Seven former employees of Zeid Women’s Health Center in Longview have filed a countersuit against the clinic, arguing against an injunction placed on them earlier this summer and calling for the facility’s founder to be held financially responsible for their loss of incomes and other damages.

“There is more than one victim here...,” said George Flint, a Frisco attorney representing the nurse practitioners and midwives in their counterclaim against Dr. Yasser Zeid. “These nurses were taking care of hundreds and hundreds of low-income patients in the Longview area. All that support was yanked out from under them. .... At the end of the day, the patients lost their health care providers without an option. These nurses deserve to work.”

The women worked for Zeid providing women’s health care at Special Health Resources as part of a contract between the two entities that no longer exists. The seven providers’ employment with Zeid ended earlier this year under circumstances each side disputes.

They went to work for Special Health Resources, prompting Zeid to sue them and Special Health Resources and seek an injunction to prevent the women from working there. He maintains the women were prevented from working there under a contractual noncompete clause. Judge Alfonso Charles, who presides over the 124th District Court in Gregg County, placed a one-year injunction on the women earlier this year that prevents them from working locally. They were fired from Special Health Resources.

Zeid’s lawsuit is expected to go to trial in November, and the women have appealed Charles’ decision to the state’s 12th Court of Appeals in Tyler. Flint said the women’s attorneys will attempt to coordinate the timing of the appeal and the ongoing litigation in Gregg County.

“We’re saying that the injunction against the nurses prohibiting them from working at SHRT, at that clinic, was wrongful,” he said, explaining that his clients argue that the noncompete clause didn’t include Special Health Resources, but a specific set of health care providers within 20 miles of Longview.

He said that legally “covenants not to compete deserve to be interpreted narrowly.” Flint believes the 12th Court of Appeals will reverse Charles’ decision and determine the covenant not to compete was incorrectly applied.

“Dr. Zeid knew that (the noncompete clause) did not include that clinic, and yet went to court anyway and tried to argue that it did and in the process tried to prohibit the nurses from being able to work really at any clinic” within 20 miles of Longview, Flint said. “A number of these women are longtime residents to Longview with family connections. It’s just not that easy for them to get up and go someplace else.”

The counterclaim was filed Sept. 25. Zeid’s attorney did not immediately return a phone call Thursday.

A statement Zeid Women’s Health Center previously issued in this case said there was a “conspiracy between ZWHC mid-levels and the SHRT CEO who is no longer with the organization.”

“The contractual violations, including the very standard non-compete, are numerous and have been upheld in court ...” the earlier statement says.

“(The women have said) SHRT was not a named entity in the non-compete.
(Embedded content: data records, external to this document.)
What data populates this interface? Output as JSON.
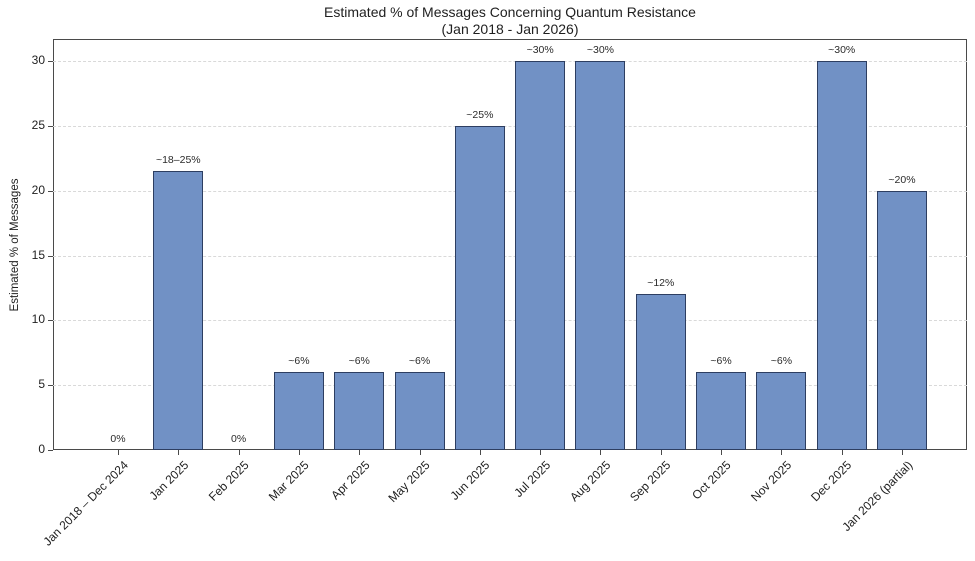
{
  "title": {
    "line1": "Estimated % of Messages Concerning Quantum Resistance",
    "line2": "(Jan 2018 - Jan 2026)"
  },
  "chart_data": {
    "type": "bar",
    "title": "Estimated % of Messages Concerning Quantum Resistance (Jan 2018 - Jan 2026)",
    "xlabel": "",
    "ylabel": "Estimated % of Messages",
    "ylim": [
      0,
      31.7
    ],
    "yticks": [
      0,
      5,
      10,
      15,
      20,
      25,
      30
    ],
    "grid": "horizontal-dashed",
    "legend": "none",
    "categories": [
      "Jan 2018 – Dec 2024",
      "Jan 2025",
      "Feb 2025",
      "Mar 2025",
      "Apr 2025",
      "May 2025",
      "Jun 2025",
      "Jul 2025",
      "Aug 2025",
      "Sep 2025",
      "Oct 2025",
      "Nov 2025",
      "Dec 2025",
      "Jan 2026 (partial)"
    ],
    "values": [
      0,
      21.5,
      0,
      6,
      6,
      6,
      25,
      30,
      30,
      12,
      6,
      6,
      30,
      20
    ],
    "bar_labels": [
      "0%",
      "~18–25%",
      "0%",
      "~6%",
      "~6%",
      "~6%",
      "~25%",
      "~30%",
      "~30%",
      "~12%",
      "~6%",
      "~6%",
      "~30%",
      "~20%"
    ],
    "bar_color": "#7191c5",
    "bar_edge_color": "#2d3e61",
    "gridline_color": "#d9d9d9",
    "spine_color": "#4a4a4a",
    "text_color": "#1f1f1f"
  }
}
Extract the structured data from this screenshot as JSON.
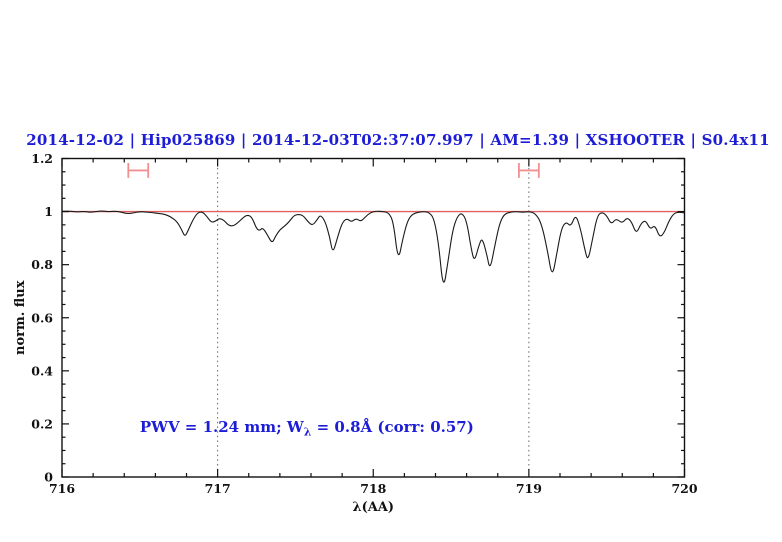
{
  "title": {
    "text": "2014-12-02 | Hip025869 | 2014-12-03T02:37:07.997 | AM=1.39 | XSHOOTER | S0.4x11",
    "color": "#1d1dd6"
  },
  "colors": {
    "spectrum": "#1a1a1a",
    "continuum": "#e06060",
    "marker": "#f29090",
    "guide_line": "#666666",
    "annotation_blue": "#1d1dd6",
    "axis": "#111111"
  },
  "chart_data": {
    "type": "line",
    "title": "2014-12-02 | Hip025869 | 2014-12-03T02:37:07.997 | AM=1.39 | XSHOOTER | S0.4x11",
    "xlabel": "λ(AA)",
    "ylabel": "norm. flux",
    "xlim": [
      716,
      720
    ],
    "ylim": [
      0,
      1.2
    ],
    "grid": "off",
    "legend": "none",
    "x_ticks": [
      716,
      717,
      718,
      719,
      720
    ],
    "x_tick_labels": [
      "716",
      "717",
      "718",
      "719",
      "720"
    ],
    "x_minor_step": 0.2,
    "y_ticks": [
      0,
      0.2,
      0.4,
      0.6,
      0.8,
      1,
      1.2
    ],
    "y_tick_labels": [
      "0",
      "0.2",
      "0.4",
      "0.6",
      "0.8",
      "1",
      "1.2"
    ],
    "y_minor_step": 0.05,
    "dotted_vlines": [
      717,
      719
    ],
    "continuum_line": {
      "flux": 1.0
    },
    "range_markers": [
      {
        "x": 716.49,
        "y": 1.155,
        "half_width": 0.064,
        "cap_half_height": 0.028
      },
      {
        "x": 719.0,
        "y": 1.155,
        "half_width": 0.064,
        "cap_half_height": 0.028
      }
    ],
    "annotation": {
      "x": 716.5,
      "y": 0.17,
      "segments": [
        {
          "t": "PWV  =  1.24  mm;  W"
        },
        {
          "t": "λ",
          "sub": true
        },
        {
          "t": "  =  0.8Å  (corr: 0.57)"
        }
      ]
    },
    "series": [
      {
        "name": "observed-spectrum",
        "points": [
          [
            716.0,
            1.001
          ],
          [
            716.05,
            1.002
          ],
          [
            716.1,
            0.998
          ],
          [
            716.14,
            1.001
          ],
          [
            716.18,
            0.997
          ],
          [
            716.22,
            1.0
          ],
          [
            716.26,
            1.003
          ],
          [
            716.3,
            0.999
          ],
          [
            716.34,
            1.002
          ],
          [
            716.38,
            0.998
          ],
          [
            716.42,
            0.992
          ],
          [
            716.46,
            0.995
          ],
          [
            716.5,
            1.0
          ],
          [
            716.54,
            0.998
          ],
          [
            716.58,
            0.996
          ],
          [
            716.62,
            0.993
          ],
          [
            716.66,
            0.99
          ],
          [
            716.7,
            0.98
          ],
          [
            716.74,
            0.962
          ],
          [
            716.77,
            0.93
          ],
          [
            716.79,
            0.905
          ],
          [
            716.81,
            0.928
          ],
          [
            716.84,
            0.968
          ],
          [
            716.87,
            0.995
          ],
          [
            716.9,
            1.0
          ],
          [
            716.93,
            0.983
          ],
          [
            716.96,
            0.958
          ],
          [
            716.99,
            0.965
          ],
          [
            717.01,
            0.975
          ],
          [
            717.04,
            0.968
          ],
          [
            717.07,
            0.948
          ],
          [
            717.1,
            0.945
          ],
          [
            717.13,
            0.958
          ],
          [
            717.16,
            0.975
          ],
          [
            717.19,
            0.988
          ],
          [
            717.22,
            0.98
          ],
          [
            717.25,
            0.935
          ],
          [
            717.27,
            0.928
          ],
          [
            717.29,
            0.94
          ],
          [
            717.32,
            0.912
          ],
          [
            717.35,
            0.88
          ],
          [
            717.37,
            0.905
          ],
          [
            717.4,
            0.932
          ],
          [
            717.43,
            0.945
          ],
          [
            717.46,
            0.962
          ],
          [
            717.49,
            0.985
          ],
          [
            717.52,
            0.99
          ],
          [
            717.55,
            0.985
          ],
          [
            717.58,
            0.962
          ],
          [
            717.61,
            0.947
          ],
          [
            717.64,
            0.97
          ],
          [
            717.66,
            0.988
          ],
          [
            717.69,
            0.965
          ],
          [
            717.72,
            0.905
          ],
          [
            717.74,
            0.84
          ],
          [
            717.77,
            0.902
          ],
          [
            717.8,
            0.958
          ],
          [
            717.83,
            0.975
          ],
          [
            717.86,
            0.96
          ],
          [
            717.89,
            0.975
          ],
          [
            717.92,
            0.962
          ],
          [
            717.95,
            0.98
          ],
          [
            717.98,
            0.996
          ],
          [
            718.02,
            1.002
          ],
          [
            718.06,
            1.0
          ],
          [
            718.1,
            0.996
          ],
          [
            718.13,
            0.96
          ],
          [
            718.16,
            0.81
          ],
          [
            718.19,
            0.898
          ],
          [
            718.22,
            0.965
          ],
          [
            718.25,
            0.99
          ],
          [
            718.29,
            0.998
          ],
          [
            718.33,
            1.0
          ],
          [
            718.36,
            0.996
          ],
          [
            718.39,
            0.975
          ],
          [
            718.42,
            0.88
          ],
          [
            718.45,
            0.7
          ],
          [
            718.48,
            0.81
          ],
          [
            718.51,
            0.93
          ],
          [
            718.54,
            0.982
          ],
          [
            718.57,
            0.996
          ],
          [
            718.6,
            0.965
          ],
          [
            718.63,
            0.858
          ],
          [
            718.65,
            0.81
          ],
          [
            718.68,
            0.875
          ],
          [
            718.7,
            0.902
          ],
          [
            718.73,
            0.838
          ],
          [
            718.75,
            0.778
          ],
          [
            718.78,
            0.868
          ],
          [
            718.81,
            0.952
          ],
          [
            718.84,
            0.99
          ],
          [
            718.88,
            0.998
          ],
          [
            718.92,
            1.0
          ],
          [
            718.96,
            0.997
          ],
          [
            719.0,
            1.0
          ],
          [
            719.04,
            0.994
          ],
          [
            719.08,
            0.958
          ],
          [
            719.12,
            0.852
          ],
          [
            719.15,
            0.748
          ],
          [
            719.18,
            0.845
          ],
          [
            719.21,
            0.938
          ],
          [
            719.24,
            0.962
          ],
          [
            719.27,
            0.943
          ],
          [
            719.3,
            0.99
          ],
          [
            719.33,
            0.94
          ],
          [
            719.36,
            0.855
          ],
          [
            719.38,
            0.812
          ],
          [
            719.41,
            0.9
          ],
          [
            719.44,
            0.985
          ],
          [
            719.47,
            0.998
          ],
          [
            719.5,
            0.985
          ],
          [
            719.53,
            0.951
          ],
          [
            719.56,
            0.975
          ],
          [
            719.6,
            0.955
          ],
          [
            719.63,
            0.978
          ],
          [
            719.66,
            0.962
          ],
          [
            719.69,
            0.915
          ],
          [
            719.72,
            0.955
          ],
          [
            719.75,
            0.968
          ],
          [
            719.78,
            0.932
          ],
          [
            719.81,
            0.95
          ],
          [
            719.84,
            0.902
          ],
          [
            719.87,
            0.92
          ],
          [
            719.9,
            0.965
          ],
          [
            719.93,
            0.992
          ],
          [
            719.96,
            0.998
          ],
          [
            720.0,
            0.995
          ]
        ]
      }
    ]
  }
}
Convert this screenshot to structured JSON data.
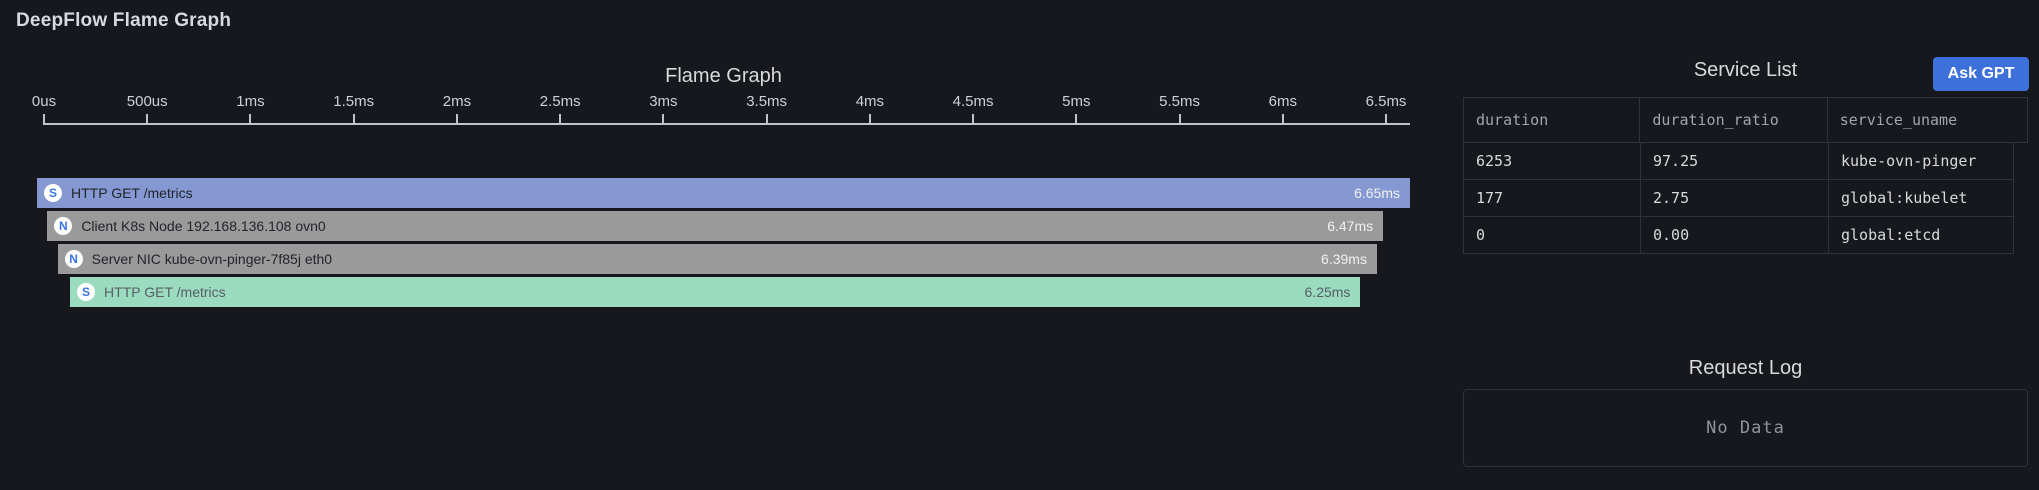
{
  "page": {
    "title": "DeepFlow Flame Graph"
  },
  "flame_graph": {
    "title": "Flame Graph",
    "total_ms": 6.65,
    "tick_interval_ms": 0.5,
    "ticks": [
      "0us",
      "500us",
      "1ms",
      "1.5ms",
      "2ms",
      "2.5ms",
      "3ms",
      "3.5ms",
      "4ms",
      "4.5ms",
      "5ms",
      "5.5ms",
      "6ms",
      "6.5ms"
    ],
    "bars": [
      {
        "badge": "S",
        "label": "HTTP GET /metrics",
        "duration_label": "6.65ms",
        "duration_ms": 6.65,
        "start_ms": 0,
        "bg": "#8598d2",
        "fg": "#21242a",
        "duration_fg": "#eef1f3"
      },
      {
        "badge": "N",
        "label": "Client K8s Node 192.168.136.108 ovn0",
        "duration_label": "6.47ms",
        "duration_ms": 6.47,
        "start_ms": 0.05,
        "bg": "#9a9a9a",
        "fg": "#21242a",
        "duration_fg": "#eef1f3"
      },
      {
        "badge": "N",
        "label": "Server NIC kube-ovn-pinger-7f85j eth0",
        "duration_label": "6.39ms",
        "duration_ms": 6.39,
        "start_ms": 0.1,
        "bg": "#9a9a9a",
        "fg": "#21242a",
        "duration_fg": "#eef1f3"
      },
      {
        "badge": "S",
        "label": "HTTP GET /metrics",
        "duration_label": "6.25ms",
        "duration_ms": 6.25,
        "start_ms": 0.16,
        "bg": "#9bdbc0",
        "fg": "#575e66",
        "duration_fg": "#575e66"
      }
    ]
  },
  "service_list": {
    "title": "Service List",
    "ask_gpt_label": "Ask GPT",
    "columns": [
      "duration",
      "duration_ratio",
      "service_uname"
    ],
    "rows": [
      [
        "6253",
        "97.25",
        "kube-ovn-pinger"
      ],
      [
        "177",
        "2.75",
        "global:kubelet"
      ],
      [
        "0",
        "0.00",
        "global:etcd"
      ]
    ]
  },
  "request_log": {
    "title": "Request Log",
    "empty_text": "No Data"
  },
  "colors": {
    "background": "#16181d",
    "accent_blue": "#3d71d9",
    "badge_letter_blue": "#3b76e0",
    "bar_blue": "#8598d2",
    "bar_gray": "#9a9a9a",
    "bar_green": "#9bdbc0"
  },
  "chart_data": {
    "type": "flame",
    "title": "Flame Graph",
    "x_unit": "ms",
    "x_range_ms": [
      0,
      6.65
    ],
    "x_tick_labels": [
      "0us",
      "500us",
      "1ms",
      "1.5ms",
      "2ms",
      "2.5ms",
      "3ms",
      "3.5ms",
      "4ms",
      "4.5ms",
      "5ms",
      "5.5ms",
      "6ms",
      "6.5ms"
    ],
    "frames": [
      {
        "depth": 0,
        "type": "S",
        "label": "HTTP GET /metrics",
        "start_ms": 0,
        "duration_ms": 6.65
      },
      {
        "depth": 1,
        "type": "N",
        "label": "Client K8s Node 192.168.136.108 ovn0",
        "start_ms": 0.05,
        "duration_ms": 6.47
      },
      {
        "depth": 2,
        "type": "N",
        "label": "Server NIC kube-ovn-pinger-7f85j eth0",
        "start_ms": 0.1,
        "duration_ms": 6.39
      },
      {
        "depth": 3,
        "type": "S",
        "label": "HTTP GET /metrics",
        "start_ms": 0.16,
        "duration_ms": 6.25
      }
    ]
  }
}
Mid-level practitioners must work under a supervising physician, and they have to collaborate with a physician who has privileges in one of the local hospitals to care for their patients when admitted to one of these hospitals,” the statement continued. “The supervising physicians at SHRT were initially all affiliated with entities named in the non-compete, and all physicians the mid-levels worked in conjunction with in order to care for their patients were affiliated with those entities.”

Flint, however, said “these ladies have been run over.”

“Whether or not the rulings are adverse to us, the nurses still want their day in court,” he said. “They feel like they’ve been wronged, and I agree with them. I feel like they’ve been seriously wronged.”